Мельхиседек улыбнулся.
— Вы представляете себе дело так, что у нас сообщество таких, знаете ли, не совсем нормальных, что ли. Признаём все одну программу, параграфы устава. Для здравомыслящих параграфы эти — пустое, но для тронутых ничего, они верят и не только верят, а и вроде подписки дают: параграфы исполняю. А за это — радостное настроение на земле и надежда. Разумеется, это я так… для краткости и простоты. Но всё ж таки — и вы слишком просто берёте. Вы думаете, существуют какие-то… — знаете, тут ещё называется у вас: патентованные средства. Проглотил и развеселился. Попил две недели вытяжки из желез, и стал бодрым, молодым… Нет, на самом деле всё гораздо сложнее.
— …Но должно же миросозерцание воспитывать, укреплять. Что же оно — бесцельно в практической, т. е. моральной жизни? Ведь тогда спросят: для чего ваше христианство, если христиане ещё слабее, а может быть, даже порочнее нехристиан?…
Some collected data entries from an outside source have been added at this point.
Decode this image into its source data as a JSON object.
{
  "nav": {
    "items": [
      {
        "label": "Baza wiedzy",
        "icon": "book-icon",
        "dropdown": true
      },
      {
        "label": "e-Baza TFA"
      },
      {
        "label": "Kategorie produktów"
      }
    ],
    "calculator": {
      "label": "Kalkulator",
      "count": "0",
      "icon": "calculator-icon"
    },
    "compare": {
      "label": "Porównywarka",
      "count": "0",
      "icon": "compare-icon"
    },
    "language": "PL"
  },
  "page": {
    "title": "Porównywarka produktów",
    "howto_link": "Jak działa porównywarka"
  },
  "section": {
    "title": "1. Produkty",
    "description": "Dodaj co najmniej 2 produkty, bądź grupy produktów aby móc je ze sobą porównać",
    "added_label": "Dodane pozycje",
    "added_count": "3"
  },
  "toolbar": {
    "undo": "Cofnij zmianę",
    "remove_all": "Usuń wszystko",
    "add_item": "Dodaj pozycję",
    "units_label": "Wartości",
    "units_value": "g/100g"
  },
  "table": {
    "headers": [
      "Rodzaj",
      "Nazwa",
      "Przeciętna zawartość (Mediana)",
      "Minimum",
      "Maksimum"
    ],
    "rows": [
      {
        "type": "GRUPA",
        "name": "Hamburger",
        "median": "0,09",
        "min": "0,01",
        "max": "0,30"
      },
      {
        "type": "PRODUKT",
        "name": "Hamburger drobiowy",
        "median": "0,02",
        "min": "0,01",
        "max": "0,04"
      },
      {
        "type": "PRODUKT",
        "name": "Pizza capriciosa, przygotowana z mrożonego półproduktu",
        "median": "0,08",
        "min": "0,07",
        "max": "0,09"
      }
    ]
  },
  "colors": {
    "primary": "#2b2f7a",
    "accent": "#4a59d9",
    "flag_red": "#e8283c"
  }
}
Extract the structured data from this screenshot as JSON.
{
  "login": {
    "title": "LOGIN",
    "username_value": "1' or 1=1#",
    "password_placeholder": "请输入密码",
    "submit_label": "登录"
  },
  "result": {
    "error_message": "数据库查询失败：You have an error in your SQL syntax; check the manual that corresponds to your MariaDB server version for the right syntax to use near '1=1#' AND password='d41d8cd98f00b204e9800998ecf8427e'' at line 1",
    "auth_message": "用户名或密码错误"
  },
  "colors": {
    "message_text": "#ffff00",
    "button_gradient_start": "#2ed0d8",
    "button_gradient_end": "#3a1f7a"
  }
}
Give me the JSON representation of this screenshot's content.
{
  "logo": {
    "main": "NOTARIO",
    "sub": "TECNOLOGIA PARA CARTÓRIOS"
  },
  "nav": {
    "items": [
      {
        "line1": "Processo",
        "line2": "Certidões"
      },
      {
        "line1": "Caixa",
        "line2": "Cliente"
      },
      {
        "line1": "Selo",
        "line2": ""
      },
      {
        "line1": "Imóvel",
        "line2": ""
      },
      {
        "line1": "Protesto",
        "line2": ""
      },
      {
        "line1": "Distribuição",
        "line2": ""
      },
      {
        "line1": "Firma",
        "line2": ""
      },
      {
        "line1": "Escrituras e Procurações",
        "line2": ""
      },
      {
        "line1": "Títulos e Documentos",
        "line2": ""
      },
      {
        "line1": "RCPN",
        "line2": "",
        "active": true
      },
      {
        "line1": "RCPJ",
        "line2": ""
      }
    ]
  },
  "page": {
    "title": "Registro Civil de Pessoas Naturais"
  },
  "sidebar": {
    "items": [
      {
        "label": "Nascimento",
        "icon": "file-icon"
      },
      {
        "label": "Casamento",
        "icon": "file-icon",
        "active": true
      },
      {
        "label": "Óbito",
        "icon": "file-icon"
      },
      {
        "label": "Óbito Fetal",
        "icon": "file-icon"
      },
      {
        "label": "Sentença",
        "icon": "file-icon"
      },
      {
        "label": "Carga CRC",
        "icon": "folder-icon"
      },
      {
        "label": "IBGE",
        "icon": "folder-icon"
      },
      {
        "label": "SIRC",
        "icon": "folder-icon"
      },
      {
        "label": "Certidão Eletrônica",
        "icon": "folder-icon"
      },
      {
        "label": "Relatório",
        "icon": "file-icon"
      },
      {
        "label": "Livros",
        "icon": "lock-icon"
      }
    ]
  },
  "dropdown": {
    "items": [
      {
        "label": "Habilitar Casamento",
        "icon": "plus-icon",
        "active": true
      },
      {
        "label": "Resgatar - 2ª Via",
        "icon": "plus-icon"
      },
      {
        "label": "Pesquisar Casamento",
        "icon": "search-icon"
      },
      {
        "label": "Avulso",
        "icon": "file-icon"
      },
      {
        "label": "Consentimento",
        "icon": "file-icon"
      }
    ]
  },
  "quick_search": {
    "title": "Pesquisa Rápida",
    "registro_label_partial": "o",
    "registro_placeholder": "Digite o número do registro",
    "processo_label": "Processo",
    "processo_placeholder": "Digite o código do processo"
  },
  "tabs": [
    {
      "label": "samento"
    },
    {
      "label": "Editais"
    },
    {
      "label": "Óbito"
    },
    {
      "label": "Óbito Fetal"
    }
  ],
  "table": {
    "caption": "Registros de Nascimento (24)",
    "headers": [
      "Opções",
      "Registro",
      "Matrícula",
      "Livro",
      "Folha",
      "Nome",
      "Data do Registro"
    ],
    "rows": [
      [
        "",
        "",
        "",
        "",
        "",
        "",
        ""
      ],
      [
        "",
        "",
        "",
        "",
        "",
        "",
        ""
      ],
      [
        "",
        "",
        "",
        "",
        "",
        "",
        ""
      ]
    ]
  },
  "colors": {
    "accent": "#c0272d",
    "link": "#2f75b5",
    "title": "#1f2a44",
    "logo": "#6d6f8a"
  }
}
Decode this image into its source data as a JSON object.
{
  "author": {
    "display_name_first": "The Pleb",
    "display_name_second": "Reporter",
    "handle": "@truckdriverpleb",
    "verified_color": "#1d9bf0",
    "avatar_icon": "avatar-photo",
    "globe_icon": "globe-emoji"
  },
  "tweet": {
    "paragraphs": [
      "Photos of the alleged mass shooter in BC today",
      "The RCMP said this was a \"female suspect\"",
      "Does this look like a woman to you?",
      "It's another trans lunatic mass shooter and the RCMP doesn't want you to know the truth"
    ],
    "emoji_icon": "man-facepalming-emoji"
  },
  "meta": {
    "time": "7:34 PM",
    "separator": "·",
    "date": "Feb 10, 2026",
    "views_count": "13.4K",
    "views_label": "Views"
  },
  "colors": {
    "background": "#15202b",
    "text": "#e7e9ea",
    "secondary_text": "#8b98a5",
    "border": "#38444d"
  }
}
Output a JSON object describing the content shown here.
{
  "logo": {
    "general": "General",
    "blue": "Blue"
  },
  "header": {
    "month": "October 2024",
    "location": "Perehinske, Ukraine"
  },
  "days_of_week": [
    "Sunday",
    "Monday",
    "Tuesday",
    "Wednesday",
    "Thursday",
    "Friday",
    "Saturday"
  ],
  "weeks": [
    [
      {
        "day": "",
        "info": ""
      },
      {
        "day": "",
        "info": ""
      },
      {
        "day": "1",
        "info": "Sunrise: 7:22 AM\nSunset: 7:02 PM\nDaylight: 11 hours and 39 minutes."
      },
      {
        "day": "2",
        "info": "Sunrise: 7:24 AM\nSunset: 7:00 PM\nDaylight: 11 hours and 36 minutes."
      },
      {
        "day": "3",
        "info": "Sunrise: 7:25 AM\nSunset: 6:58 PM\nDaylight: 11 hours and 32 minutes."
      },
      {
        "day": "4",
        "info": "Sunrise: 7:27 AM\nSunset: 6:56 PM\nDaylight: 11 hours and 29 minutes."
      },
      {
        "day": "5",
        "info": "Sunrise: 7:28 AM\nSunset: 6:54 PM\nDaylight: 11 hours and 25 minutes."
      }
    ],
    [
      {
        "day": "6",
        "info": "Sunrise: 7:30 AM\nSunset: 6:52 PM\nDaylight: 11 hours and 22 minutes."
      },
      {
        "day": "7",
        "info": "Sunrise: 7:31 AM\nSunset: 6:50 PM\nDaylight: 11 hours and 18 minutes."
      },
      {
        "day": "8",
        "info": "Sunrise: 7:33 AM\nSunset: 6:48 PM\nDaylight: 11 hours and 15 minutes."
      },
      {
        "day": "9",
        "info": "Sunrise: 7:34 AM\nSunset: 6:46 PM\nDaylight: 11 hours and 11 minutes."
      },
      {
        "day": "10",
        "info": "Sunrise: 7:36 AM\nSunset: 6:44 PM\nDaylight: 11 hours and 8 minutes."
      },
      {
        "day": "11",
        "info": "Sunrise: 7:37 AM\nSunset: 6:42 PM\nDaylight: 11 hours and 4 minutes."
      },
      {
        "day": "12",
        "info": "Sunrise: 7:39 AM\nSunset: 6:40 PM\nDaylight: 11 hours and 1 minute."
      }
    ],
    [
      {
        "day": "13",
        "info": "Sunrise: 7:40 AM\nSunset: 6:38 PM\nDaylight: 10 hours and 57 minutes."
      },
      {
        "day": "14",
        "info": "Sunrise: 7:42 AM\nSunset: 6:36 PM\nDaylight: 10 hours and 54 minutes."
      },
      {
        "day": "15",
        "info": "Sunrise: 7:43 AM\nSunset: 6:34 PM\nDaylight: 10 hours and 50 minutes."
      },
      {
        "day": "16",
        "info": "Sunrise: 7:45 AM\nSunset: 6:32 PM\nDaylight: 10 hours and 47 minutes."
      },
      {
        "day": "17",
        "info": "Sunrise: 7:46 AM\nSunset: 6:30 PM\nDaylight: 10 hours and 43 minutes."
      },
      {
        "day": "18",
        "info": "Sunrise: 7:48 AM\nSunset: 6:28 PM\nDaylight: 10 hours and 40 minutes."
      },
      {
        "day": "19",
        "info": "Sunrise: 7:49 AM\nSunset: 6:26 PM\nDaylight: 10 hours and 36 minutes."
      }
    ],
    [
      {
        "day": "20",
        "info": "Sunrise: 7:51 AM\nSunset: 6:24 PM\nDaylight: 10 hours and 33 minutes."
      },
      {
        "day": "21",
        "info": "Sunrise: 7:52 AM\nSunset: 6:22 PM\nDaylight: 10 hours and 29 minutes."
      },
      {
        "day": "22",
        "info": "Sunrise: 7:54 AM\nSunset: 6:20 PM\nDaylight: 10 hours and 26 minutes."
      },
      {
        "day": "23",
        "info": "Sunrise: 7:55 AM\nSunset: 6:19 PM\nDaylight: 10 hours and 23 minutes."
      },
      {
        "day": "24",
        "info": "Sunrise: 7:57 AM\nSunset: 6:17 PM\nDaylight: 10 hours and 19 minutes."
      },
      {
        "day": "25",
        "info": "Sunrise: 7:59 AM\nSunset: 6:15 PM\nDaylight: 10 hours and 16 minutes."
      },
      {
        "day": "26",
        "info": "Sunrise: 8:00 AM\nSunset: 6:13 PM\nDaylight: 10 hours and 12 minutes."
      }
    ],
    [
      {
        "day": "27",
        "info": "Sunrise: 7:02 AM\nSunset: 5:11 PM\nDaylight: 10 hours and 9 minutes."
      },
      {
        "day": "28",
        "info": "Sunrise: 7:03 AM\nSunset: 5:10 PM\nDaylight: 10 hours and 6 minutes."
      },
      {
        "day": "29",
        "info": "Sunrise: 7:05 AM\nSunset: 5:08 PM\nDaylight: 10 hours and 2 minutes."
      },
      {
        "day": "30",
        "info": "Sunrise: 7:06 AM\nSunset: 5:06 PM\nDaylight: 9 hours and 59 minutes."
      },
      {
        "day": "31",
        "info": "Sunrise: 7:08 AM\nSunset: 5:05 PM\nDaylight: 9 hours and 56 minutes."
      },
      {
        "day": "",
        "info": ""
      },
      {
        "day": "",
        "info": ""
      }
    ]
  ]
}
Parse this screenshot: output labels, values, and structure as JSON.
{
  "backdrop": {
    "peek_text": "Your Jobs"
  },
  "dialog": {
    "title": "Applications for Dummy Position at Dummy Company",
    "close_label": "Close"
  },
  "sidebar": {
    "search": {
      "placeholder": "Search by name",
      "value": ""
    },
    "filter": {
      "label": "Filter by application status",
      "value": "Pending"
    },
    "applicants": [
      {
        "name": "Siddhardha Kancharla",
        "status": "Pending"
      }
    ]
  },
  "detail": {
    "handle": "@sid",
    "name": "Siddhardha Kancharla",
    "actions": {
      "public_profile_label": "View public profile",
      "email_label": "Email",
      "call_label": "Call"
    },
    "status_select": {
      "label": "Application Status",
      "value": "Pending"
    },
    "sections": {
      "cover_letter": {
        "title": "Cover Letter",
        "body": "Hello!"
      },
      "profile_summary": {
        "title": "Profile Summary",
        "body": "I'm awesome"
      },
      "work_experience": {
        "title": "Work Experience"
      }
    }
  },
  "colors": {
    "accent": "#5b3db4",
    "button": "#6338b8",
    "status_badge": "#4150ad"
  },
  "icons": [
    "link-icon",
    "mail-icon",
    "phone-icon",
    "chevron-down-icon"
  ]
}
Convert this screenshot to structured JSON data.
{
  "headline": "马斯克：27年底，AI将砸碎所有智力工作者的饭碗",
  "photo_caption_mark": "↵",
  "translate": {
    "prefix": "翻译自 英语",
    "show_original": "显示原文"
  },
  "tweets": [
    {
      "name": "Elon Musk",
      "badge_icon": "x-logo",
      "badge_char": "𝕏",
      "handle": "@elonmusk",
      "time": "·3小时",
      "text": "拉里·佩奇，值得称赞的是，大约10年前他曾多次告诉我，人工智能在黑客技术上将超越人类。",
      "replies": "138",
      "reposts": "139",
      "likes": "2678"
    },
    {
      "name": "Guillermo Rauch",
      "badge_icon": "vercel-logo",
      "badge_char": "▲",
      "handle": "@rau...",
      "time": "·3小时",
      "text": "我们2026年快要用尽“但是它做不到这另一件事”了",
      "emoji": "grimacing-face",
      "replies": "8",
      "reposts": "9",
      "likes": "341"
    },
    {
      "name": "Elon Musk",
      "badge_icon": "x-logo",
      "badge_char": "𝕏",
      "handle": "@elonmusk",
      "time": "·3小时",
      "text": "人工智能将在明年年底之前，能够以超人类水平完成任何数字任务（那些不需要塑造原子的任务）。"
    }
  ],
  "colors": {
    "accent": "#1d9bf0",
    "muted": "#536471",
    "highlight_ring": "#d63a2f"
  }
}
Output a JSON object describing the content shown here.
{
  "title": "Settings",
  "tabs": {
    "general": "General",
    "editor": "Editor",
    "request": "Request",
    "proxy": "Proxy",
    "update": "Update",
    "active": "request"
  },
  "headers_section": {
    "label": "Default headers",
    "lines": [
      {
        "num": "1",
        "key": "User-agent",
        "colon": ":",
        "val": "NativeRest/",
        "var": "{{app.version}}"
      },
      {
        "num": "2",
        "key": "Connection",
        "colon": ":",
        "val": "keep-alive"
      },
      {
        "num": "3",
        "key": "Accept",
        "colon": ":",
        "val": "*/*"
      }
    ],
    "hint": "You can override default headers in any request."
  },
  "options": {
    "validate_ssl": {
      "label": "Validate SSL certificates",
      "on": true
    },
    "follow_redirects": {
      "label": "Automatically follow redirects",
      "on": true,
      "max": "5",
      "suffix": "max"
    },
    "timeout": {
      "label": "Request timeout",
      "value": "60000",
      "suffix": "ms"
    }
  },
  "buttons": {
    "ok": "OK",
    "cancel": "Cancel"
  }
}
— …Упрёки мы должны принять, т. е. плохие христиане, а таковых нас большинство. Учение же Господа Иисуса тут ни при чём. Оно есть истина и путь, даже вернее: Сам Господь Иисус — путь. Вот Он пришёл к нам, показал, явился… — и уж там наше дело, как к Нему прикоснуться. Один больше Ему сердце открыл, другой меньше. Истина-то и свет укрепляют, конечно, и возвышают. Да только не насильно. А по нашей же доброй воле…Мир создан таинственно. Никогда мы до дна его не исчерпаем. Нет таких простых правил, лекарств, которые бы могли переделывать людей, механически исцелять. Указан лишь путь — Христос. Но всегда были и останутся страшные дела, как вы скажете: трагедии. Мир ими наполнен, и нехристианский и христианский….
— Вы как будто сами признаёте слабость христианства.
— Нисколько-с, значит, неясно выражаюсь. Слаб человек, а не христианство. Оно величайшая и единственная истина. А христиане разные бывают. И побеждающие, и побеждаемые.
— Но всё-таки, кто по-вашему выше: христиане или нехристиане?
Мельхиседек опять улыбнулся.
— Что же вас обижать… Да и трудно нам говорить, что вот такие мы замечательные. Может быть, так следует ответить: нам дальше видно, но с нас и больше спросится…Какие бы ни были, нам уже потому легче, что мы знаем, куда глядеть» (3,329–331).